Numa leitura mais atenta à sua abordagem abstrata, porém, o caso de Remarque e a citação de Faulkner, por exemplo, traem sua concepção teórica inicial que perpassa todo o livro, pois se referem a uma dimensão da arte mais trivial, maquiadora, falsificadora, e não reveladora da realidade, sejam quais forem as pulsões que a alimentem, ontem ou hoje. Ademais, símbolos e parábolas, justamente por serem representações sintéticas, estáticas, não revelam totalmente seu conteúdo para quem os vê apenas de fora: embora o balé de Diaghilev (que manteve uma relação homoafetiva com Nijinsky) apresentasse o mesmo signo de opressão dos instintos que as aspirações germânicas, evocava algo muito diverso, muito mais pessoal e carnal que a vocação nacional romântica alemã.
Do mesmo modo, a visão da arte enquanto transfiguração e transitoriedade talvez não abarque mais que a visão de mundo dos próprios estetas que a produzem e usufruem, muito distinta da cosmovisão dos milhares de cidadãos comuns que clamaram por pegaram em armas na ocasião. Outra armadilha parece lhe passar despercebida, uma ubíqua pegadinha das disciplinas de história e ciências políticas: as eternas tensões entre vitalismo e racionalismo.
Esses pendores políticos, os quais ele atribui às correntes opostas que foram às vias de fato na Guerra, não constituem entidades em si; vale dizer, adotar uma visão vitalista ou racionalista, quaisquer que sejam os significados que se lhes deem, sobretudo quando os ânimos se acirram, depende do momento ou do lado de que se está na disputa. A Alemanha buscava um lugar ao sol, a Grã-Bretanha manter o seu. Como diria José Ortega y Gasset em A Rebelião das Massas, na primavera daquele mesmo ano de 1929: “ser de direita ou ser de esquerda é apenas umas das maneiras que um homem pode eleger para ser um idiota”.

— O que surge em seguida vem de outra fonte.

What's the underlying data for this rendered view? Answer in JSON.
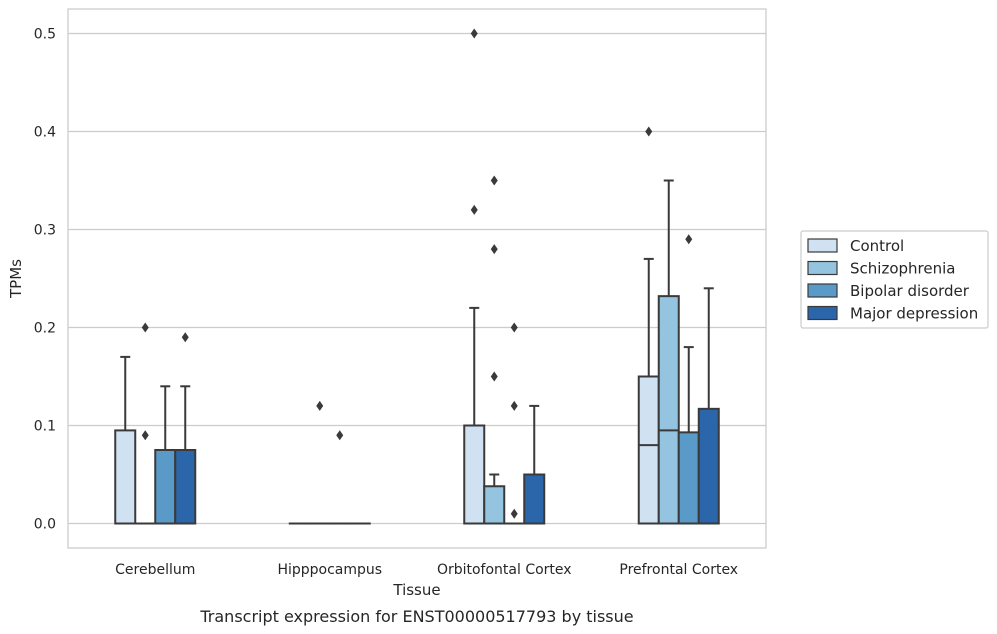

A densa documentação jornalística e epistolográfica da época, na qual Modris Eksteins vai embasando seus argumentos e organizando a cronologia, constitui uma virtude a parte do seu livro, que, diga-se de passagem, também possui um quê de romance histórico, detetivesco. Qualquer que seja o ângulo que se escolha olhar os eventos que Eksteins vai delineando, mesmo o estético ou o filosófico, A Sagração da Primavera sempre traz algo para a superfície das profundezas das causas nebulosas que determinaram a Primeira Grande Guerra, assim como o advento da modernidade. Seja pela magnitude dos eventos, seja porque ainda flutuamos de alguma forma longínqua sobre os rescaldos de seus desdobramentos, o livro de Eksteins talvez seja uma dessas tábuas de salvação no desejo de compreendermos um presente também fluido e transitório.